Just had a tech install a TXV on my 4 ton indoor coil. 
He didnt' want to use nitrogen because he told me that it would cause bubbles in the solder joint and thus have leaks down the road. 
It kind of made sense and it was hot as hell in the attic to be arguing about this, but I still insisted he use Nitrogen. After all he had a tank in his service van and it only took 5 minutes to hook up! However I don't think he used nitrogen outside on the compressor valves. 

He also insisted on putting in the valve ( that tiny valve that looks like it came off a bicycle wheel stem), even though I do not see any reason to have it in, since the fitting presses down on the valve and keeps it open 100% of the time.

So I've read that dirt and grime from brazing done with out nitrogen can clog up the TXV valve down the road. Any truth to that and if so what should I look out for?

tech told me that TXV valves fail due to air filters not being cleaned. 

Lastly how should the TXV (which is external to the coil in the attic) be insulated? Right now there is some self adhesive black foam wrap around the actual valve and the bulb and the rest of it is naked. it's kind of hard to insulate due to it's coil/wires I was thinking a bunch of shredded fiberglass made into t ball around the whole thing and then taped up, it would look ugly but protect it from attic, heat.


----------



## beenthere (Oct 11, 2008)

The foam wrap insulation works fine.

Dirty filters don't harm TXVs.

If the joints are grossly over heated, the oxidation can clog a TXV.


----------



## yuri (Nov 29, 2008)

Where did he stick that tiny valve in? It is called a schraeder valve. (Need a pic).

The small line on the TX valve is a equalizer line and should not have a schraeder in as there is nothing to press it in. Refrig gauges have a tit which pushes it in. The equalizer line is just a small line with a flare nut. It may not work now if that valve is in.


----------



## aluminumwelder (Apr 3, 2015)

Yes it is the small line with the flare nut, but it does depress the valve some how because I put the small line on the coil while it was still pressurized with nitrogen from the factory and it leaked out the nitrogen as I turned the flare nut. Of course he did not use the same valve and brazed a new valve . The one he put in might be slightly different and might not be depressed so now I'm just wondering whether the system is working at 100% or if the $100 TXV is just sitting there doing nothing? anyway to check?

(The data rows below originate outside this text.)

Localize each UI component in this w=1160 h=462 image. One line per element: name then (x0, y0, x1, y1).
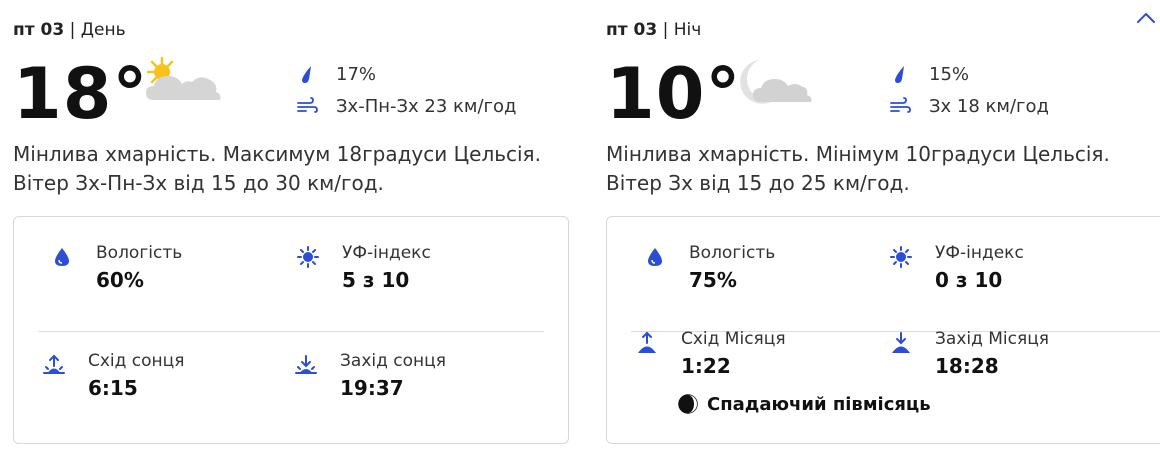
partly-cloudy-night-icon (740, 60, 812, 104)
sunset-icon (295, 355, 317, 374)
day-humidity-label: Вологість (96, 243, 183, 263)
day-sunset-label: Захід сонця (340, 351, 446, 371)
night-quick-stats: 15% Зх 18 км/год (889, 58, 1049, 122)
night-uv-value: 0 з 10 (935, 268, 1003, 292)
day-uv-label: УФ-індекс (342, 243, 431, 263)
night-moonrise-value: 1:22 (681, 354, 731, 378)
moonrise-icon (637, 331, 657, 353)
moonset-icon (891, 332, 911, 353)
raindrop-icon (895, 66, 904, 83)
wind-icon (297, 97, 318, 113)
night-date: пт 03 (606, 20, 658, 40)
day-humidity-value: 60% (96, 268, 144, 292)
humidity-drop-icon (648, 248, 662, 266)
day-sunrise-label: Схід сонця (88, 351, 185, 371)
day-quick-stats: 17% Зх-Пн-Зх 23 км/год (296, 58, 516, 122)
day-forecast-panel: пт 03 | День 18° 17% Зх-Пн-Зх 23 км/год … (0, 0, 569, 462)
night-moonset-value: 18:28 (935, 354, 999, 378)
night-humidity-value: 75% (689, 268, 737, 292)
night-humidity-label: Вологість (689, 243, 776, 263)
uv-sun-icon (297, 246, 319, 268)
day-description: Мінлива хмарність. Максимум 18градуси Це… (13, 142, 541, 195)
day-temperature: 18° (13, 53, 149, 135)
partly-sunny-icon (146, 56, 221, 100)
night-details-card: Вологість 75% УФ-індекс 0 з 10 Схід Міся… (606, 216, 1160, 444)
day-separator: | (69, 20, 76, 40)
waning-crescent-moon-icon (678, 394, 698, 414)
moon-phase: Спадаючий півмісяць (677, 393, 931, 415)
day-precip-row: 17% (296, 58, 516, 90)
uv-sun-icon (890, 246, 912, 268)
day-card-divider (38, 331, 544, 332)
day-period: День (80, 20, 126, 40)
collapse-chevron-up-icon[interactable] (1134, 8, 1158, 28)
night-moonrise-label: Схід Місяця (681, 329, 786, 349)
night-moonset-label: Захід Місяця (935, 329, 1050, 349)
night-uv-label: УФ-індекс (935, 243, 1024, 263)
day-uv-value: 5 з 10 (342, 268, 410, 292)
day-header: пт 03 | День (13, 20, 126, 40)
day-wind-row: Зх-Пн-Зх 23 км/год (296, 90, 516, 122)
night-description: Мінлива хмарність. Мінімум 10градуси Цел… (606, 142, 1110, 195)
night-wind-value: Зх 18 км/год (929, 95, 1049, 117)
day-sunrise-value: 6:15 (88, 376, 138, 400)
day-wind-value: Зх-Пн-Зх 23 км/год (336, 95, 517, 117)
humidity-drop-icon (55, 248, 69, 266)
sunrise-icon (43, 354, 65, 374)
day-sunset-value: 19:37 (340, 376, 404, 400)
night-header: пт 03 | Ніч (606, 20, 701, 40)
night-forecast-panel: пт 03 | Ніч 10° 15% Зх 18 км/год Мінлива… (593, 0, 1160, 462)
night-period: Ніч (673, 20, 702, 40)
wind-icon (890, 97, 911, 113)
raindrop-icon (302, 66, 311, 83)
night-precip-row: 15% (889, 58, 1049, 90)
night-separator: | (662, 20, 669, 40)
night-temperature: 10° (606, 53, 742, 135)
moon-phase-label: Спадаючий півмісяць (707, 393, 931, 415)
night-precip-value: 15% (929, 63, 970, 85)
day-date: пт 03 (13, 20, 65, 40)
day-precip-value: 17% (336, 63, 377, 85)
night-wind-row: Зх 18 км/год (889, 90, 1049, 122)
day-details-card: Вологість 60% УФ-індекс 5 з 10 Схід сонц… (13, 216, 569, 444)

I just dont' know why he put it in. It serves no purpose and can only be one more part that could potentially go wrong. 

I honestly do not understand TXV. Looks like they somehow equalize pressure between high and low side as needed.


----------



## yuri (Nov 29, 2008)

The reason some people put them in is to check the suction pressure at the coil. I always do it outside but some people apparently do it inside ( amongst other things, wink wink).

As far as I know the only way to depress a schraeder valve is with a refrig house as it has a tit inside. If someone else can verify it may be working for you so be it but I highly doubt it. Does not make sense they would invent such a device on that line when all you need to do it throw away the schrader valve.

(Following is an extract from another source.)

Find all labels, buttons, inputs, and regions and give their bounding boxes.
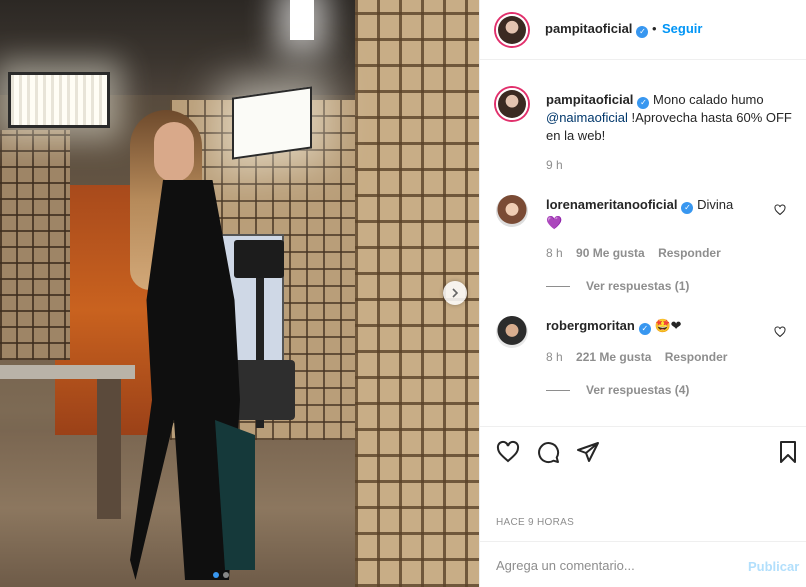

It needs to work or the compressor will have one he*ll of a time starting after a power failure or on very hot days if the pressures have not equalised. That is very bad for compressors and can stall them and shorten their life etc etc.

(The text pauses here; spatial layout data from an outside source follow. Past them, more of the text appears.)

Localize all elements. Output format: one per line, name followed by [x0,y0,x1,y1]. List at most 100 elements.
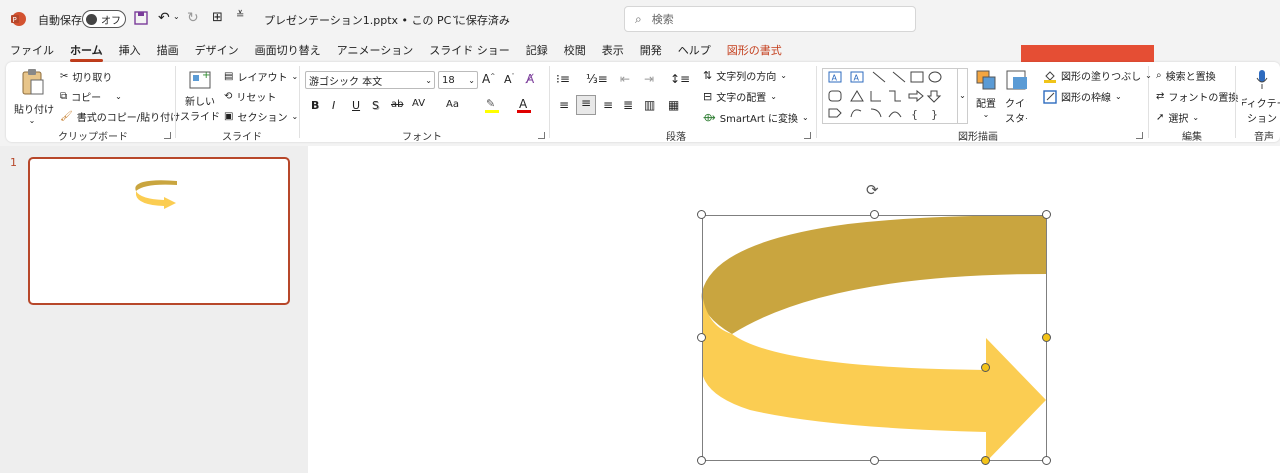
layout-button[interactable]: ▤ レイアウト ⌄ [224,69,298,84]
copy-label: コピー [71,93,102,104]
numbering-icon[interactable]: ⅓≡ [586,72,608,86]
font-launcher-icon[interactable] [538,132,545,139]
align-center-icon[interactable]: ≡ [576,95,596,115]
line-spacing-icon[interactable]: ↕≡ [670,72,690,86]
find-replace-button[interactable]: ⌕ 検索と置換 [1156,68,1216,83]
resize-handle-bottom[interactable] [870,456,879,465]
highlight-color-icon[interactable]: ✎ [484,96,500,117]
title-chevron-down-icon[interactable]: ⌄ [451,11,459,21]
tab-shape-format[interactable]: 図形の書式 [719,40,790,62]
adjust-handle-bottom[interactable] [981,456,990,465]
paragraph-launcher-icon[interactable] [804,132,811,139]
new-slide-button[interactable]: + 新しい スライド [180,68,220,123]
scissors-icon: ✂ [60,71,69,82]
rotation-handle-icon[interactable]: ⟳ [866,181,879,199]
quick-styles-button[interactable]: クイック スタイル [1005,68,1027,125]
shape-outline-button[interactable]: 図形の枠線 ⌄ [1043,89,1122,104]
customize-toolbar-icon[interactable]: ≚ [236,10,244,21]
italic-button[interactable]: I [332,99,335,112]
shape-outline-label: 図形の枠線 [1061,93,1111,104]
shape-fill-button[interactable]: 図形の塗りつぶし ⌄ [1043,68,1152,83]
new-slide-icon: + [189,70,211,89]
autosave-state: オフ [101,15,121,27]
character-spacing-button[interactable]: AV [412,98,425,109]
undo-dropdown-icon[interactable]: ⌄ [173,12,180,21]
font-color-icon[interactable]: A [516,96,532,117]
redo-icon[interactable]: ↻ [187,10,199,26]
resize-handle-top[interactable] [870,210,879,219]
tab-review[interactable]: 校閲 [556,40,594,62]
tab-record[interactable]: 記録 [518,40,556,62]
adjust-handle-arrow[interactable] [981,363,990,372]
reset-button[interactable]: ⟲ リセット [224,89,276,104]
select-button[interactable]: ➚ 選択 ⌄ [1156,110,1199,125]
justify-icon[interactable]: ≣ [623,98,633,112]
pen-outline-icon [1043,89,1057,104]
start-presentation-icon[interactable]: ⊞ [212,10,223,25]
resize-handle-bottom-right[interactable] [1042,456,1051,465]
adjust-handle-right[interactable] [1042,333,1051,342]
paste-button[interactable]: 貼り付け ⌄ [14,68,54,125]
new-slide-label-2: スライド [180,112,220,123]
document-title[interactable]: プレゼンテーション1.pptx • この PC に保存済み [264,12,510,28]
format-painter-button[interactable]: 🖌 書式のコピー/貼り付け [60,109,180,124]
shadow-button[interactable]: S [372,99,379,112]
svg-text:P: P [13,16,17,24]
svg-text:+: + [202,70,210,81]
drawing-launcher-icon[interactable] [1136,132,1143,139]
microphone-icon [1256,70,1268,89]
tab-insert[interactable]: 挿入 [111,40,149,62]
copy-button[interactable]: ⧉ コピー ⌄ [60,89,122,104]
replace-font-button[interactable]: ⇄ フォントの置換 [1156,89,1238,104]
smartart-button[interactable]: ⟴ SmartArt に変換 ⌄ [703,110,809,125]
tab-view[interactable]: 表示 [594,40,632,62]
section-button[interactable]: ▣ セクション ⌄ [224,109,298,124]
resize-handle-left[interactable] [697,333,706,342]
format-painter-icon: 🖌 [60,111,73,122]
cut-button[interactable]: ✂ 切り取り [60,69,112,84]
change-case-button[interactable]: Aa [446,99,459,110]
tab-help[interactable]: ヘルプ [670,40,719,62]
arrange-button[interactable]: 配置 ⌄ [966,68,1006,119]
decrease-indent-icon[interactable]: ⇤ [620,72,630,86]
search-box[interactable]: ⌕ 検索 [624,6,916,32]
dictate-button[interactable]: ディクテー ション [1242,68,1280,125]
resize-handle-top-left[interactable] [697,210,706,219]
slide-thumbnail[interactable] [28,157,290,305]
tab-file[interactable]: ファイル [0,40,62,62]
grow-font-icon[interactable]: A^ [482,72,495,86]
toggle-knob [86,13,97,25]
tab-transitions[interactable]: 画面切り替え [247,40,329,62]
bullets-icon[interactable]: ⁝≡ [556,72,570,86]
align-left-icon[interactable]: ≡ [559,98,569,112]
shapes-gallery[interactable]: A A { } [822,68,958,124]
columns-icon[interactable]: ▥ [644,98,655,112]
font-size-combo[interactable]: 18 ⌄ [438,71,478,89]
tab-animations[interactable]: アニメーション [329,40,422,62]
underline-button[interactable]: U [352,99,360,112]
tab-developer[interactable]: 開発 [632,40,670,62]
strikethrough-button[interactable]: ab [391,99,403,110]
shrink-font-icon[interactable]: Aˇ [504,73,515,86]
tab-design[interactable]: デザイン [187,40,247,62]
tab-draw[interactable]: 描画 [149,40,187,62]
align-text-button[interactable]: ⊟ 文字の配置 ⌄ [703,89,777,104]
select-chevron-icon: ⌄ [1192,113,1200,122]
bold-button[interactable]: B [311,99,319,112]
distributed-icon[interactable]: ▦ [668,98,679,112]
search-icon: ⌕ [635,11,642,26]
text-direction-button[interactable]: ⇅ 文字列の方向 ⌄ [703,68,787,83]
save-icon[interactable] [134,11,148,28]
undo-icon[interactable]: ↶ [158,10,170,26]
resize-handle-bottom-left[interactable] [697,456,706,465]
slide-canvas[interactable]: ⟳ [308,146,1280,473]
clipboard-launcher-icon[interactable] [164,132,171,139]
increase-indent-icon[interactable]: ⇥ [644,72,654,86]
autosave-toggle[interactable]: オフ [82,10,126,28]
align-right-icon[interactable]: ≡ [603,98,613,112]
tab-slideshow[interactable]: スライド ショー [421,40,518,62]
font-name-combo[interactable]: 游ゴシック 本文 ⌄ [305,71,435,89]
clear-formatting-icon[interactable]: A̸ [526,72,534,86]
tab-home[interactable]: ホーム [62,40,111,62]
resize-handle-top-right[interactable] [1042,210,1051,219]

It also allows the valve to modulate properly. Need to Google: thermostatic expansion valve and see how they work. Sporlan and Emerson etc have some info.

I hate to say it but there are a lot of "techs" out there that are not as highly trained as others. In my experience very few young guys take anything seriously besides their I Phone and girlfriend and social life and sports pools etc. I have trained and tried to train a lot of apprentices and they keep answering their phone and texting instead of learning their trade. Makes no difference to me when they leave me and struggle thru service calls when they could have learned when they had the chance to ride with a Journeyman.

Just the way it is.


----------



## user_12345a (Nov 23, 2014)

It needs to work or the compressor will have one he*ll of a time starting after a power failure or on very hot days if the pressures have not equalised. That is very bad for compressors and can stall them and shorten their life etc etc.

^aren't there non-bleed liquid solenoids and txvs spefically to prevent equalization and reduce cylcling losses?


----------



## yuri (Nov 29, 2008)

user_12345a said:


> It needs to work or the compressor will have one he*ll of a time starting after a power failure or on very hot days if the pressures have not equalised. That is very bad for compressors and can stall them and shorten their life etc etc.
> 
> ^aren't there non-bleed liquid solenoids and txvs spefically to prevent equalization and reduce cylcling losses?



There are TXs that are non bleed and some are bleed. All depends on the valve and we don't know what he has.


----------